The Prime Minister said that that each Ministry had a part to play in getting disabled people to participate fully in Cambodian society. He called on them to examine their policies and programmes to ensure that they took into account the specific needs of disabled people. He expected the Ministry of Social Affairs, Labour, Vocational Training and Youth Rehabilitation, the Ministry of Education Youth and Sports and the Ministry of Health to set an example that other ministries could follow.

Ms Mitsuko Horiuchi, ILO Regional Director for Asia and the Pacific, said that disabilities were an occupational disadvantage that could and should be overcome at national level through policy measures, regulations, programmes and services.
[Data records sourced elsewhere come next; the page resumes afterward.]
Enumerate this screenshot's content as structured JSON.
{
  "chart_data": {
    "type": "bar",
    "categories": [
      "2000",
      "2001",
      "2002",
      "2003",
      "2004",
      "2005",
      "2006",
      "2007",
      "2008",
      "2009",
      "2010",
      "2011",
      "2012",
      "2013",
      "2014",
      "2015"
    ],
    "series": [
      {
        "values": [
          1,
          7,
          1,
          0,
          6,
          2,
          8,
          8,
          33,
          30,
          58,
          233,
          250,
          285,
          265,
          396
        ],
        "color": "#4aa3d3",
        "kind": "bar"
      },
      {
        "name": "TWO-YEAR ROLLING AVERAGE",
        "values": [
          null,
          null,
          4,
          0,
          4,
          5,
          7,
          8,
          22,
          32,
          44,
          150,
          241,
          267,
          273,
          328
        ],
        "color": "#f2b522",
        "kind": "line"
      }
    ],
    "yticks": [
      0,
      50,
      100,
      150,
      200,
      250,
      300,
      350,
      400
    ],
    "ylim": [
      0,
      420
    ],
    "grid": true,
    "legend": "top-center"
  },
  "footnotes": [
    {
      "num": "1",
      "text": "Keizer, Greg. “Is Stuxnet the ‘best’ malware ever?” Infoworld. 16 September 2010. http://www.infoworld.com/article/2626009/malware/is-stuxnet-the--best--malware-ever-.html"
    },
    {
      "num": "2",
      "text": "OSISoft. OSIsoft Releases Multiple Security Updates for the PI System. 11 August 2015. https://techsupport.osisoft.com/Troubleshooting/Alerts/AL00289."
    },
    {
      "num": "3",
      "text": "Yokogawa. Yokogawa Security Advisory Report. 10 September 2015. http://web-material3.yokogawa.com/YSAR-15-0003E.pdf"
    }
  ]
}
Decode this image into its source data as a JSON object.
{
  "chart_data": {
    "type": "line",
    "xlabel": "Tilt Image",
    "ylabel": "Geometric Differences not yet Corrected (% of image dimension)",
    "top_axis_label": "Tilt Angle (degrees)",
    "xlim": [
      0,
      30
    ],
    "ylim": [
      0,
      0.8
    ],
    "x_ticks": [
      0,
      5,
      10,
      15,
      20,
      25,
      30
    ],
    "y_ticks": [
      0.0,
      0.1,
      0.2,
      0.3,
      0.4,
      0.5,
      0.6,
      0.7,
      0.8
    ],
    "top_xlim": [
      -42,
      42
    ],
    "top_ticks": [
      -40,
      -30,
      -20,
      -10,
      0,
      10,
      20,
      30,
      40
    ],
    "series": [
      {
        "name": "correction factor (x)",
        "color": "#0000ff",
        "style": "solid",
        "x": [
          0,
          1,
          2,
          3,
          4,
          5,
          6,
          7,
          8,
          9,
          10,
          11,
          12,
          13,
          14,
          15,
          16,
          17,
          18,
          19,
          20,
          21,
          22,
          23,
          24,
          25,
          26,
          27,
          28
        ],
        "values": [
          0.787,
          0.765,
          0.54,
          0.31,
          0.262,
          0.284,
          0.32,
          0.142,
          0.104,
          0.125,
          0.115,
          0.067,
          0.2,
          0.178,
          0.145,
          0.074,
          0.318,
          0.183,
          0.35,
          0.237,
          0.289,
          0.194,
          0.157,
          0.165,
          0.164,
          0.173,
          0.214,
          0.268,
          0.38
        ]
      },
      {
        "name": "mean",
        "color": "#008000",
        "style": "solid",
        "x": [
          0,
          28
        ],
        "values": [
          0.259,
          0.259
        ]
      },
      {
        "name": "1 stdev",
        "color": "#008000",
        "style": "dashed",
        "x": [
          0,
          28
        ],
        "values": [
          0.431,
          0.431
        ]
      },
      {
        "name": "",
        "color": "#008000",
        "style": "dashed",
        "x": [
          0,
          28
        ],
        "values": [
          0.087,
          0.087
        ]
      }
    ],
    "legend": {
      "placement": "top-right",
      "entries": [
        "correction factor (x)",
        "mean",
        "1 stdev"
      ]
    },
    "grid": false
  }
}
The ILO, she noted, had been helping disabled Cambodians through its “Vocational Training for the Alleviation of Poverty” programme and had set up a “Disability Resource Team” with financial support from the government of Japan. Both projects integrate disabled people in mainstream training courses. She promised that the ILO would continue to support efforts by the Government to make disabled citizens into productive workers.

Also speaking at the opening session were Mr Ith Sam Heng, Minister of Social Affairs, Labour, Vocational Training and Youth Rehabilitation, Mr Yi Veasna, Executive Director of the National Centre for Disabled Persons and Mr Son Song Hak, Director of the Disabled Peoples’ Organization of Cambodia.

The organizers plan specific follow-up measures, to be coordinated by the DAC, to ensure that the ideas and proposals formulated during the seminar actually broaden job opportunities for Cambodia’s disabled.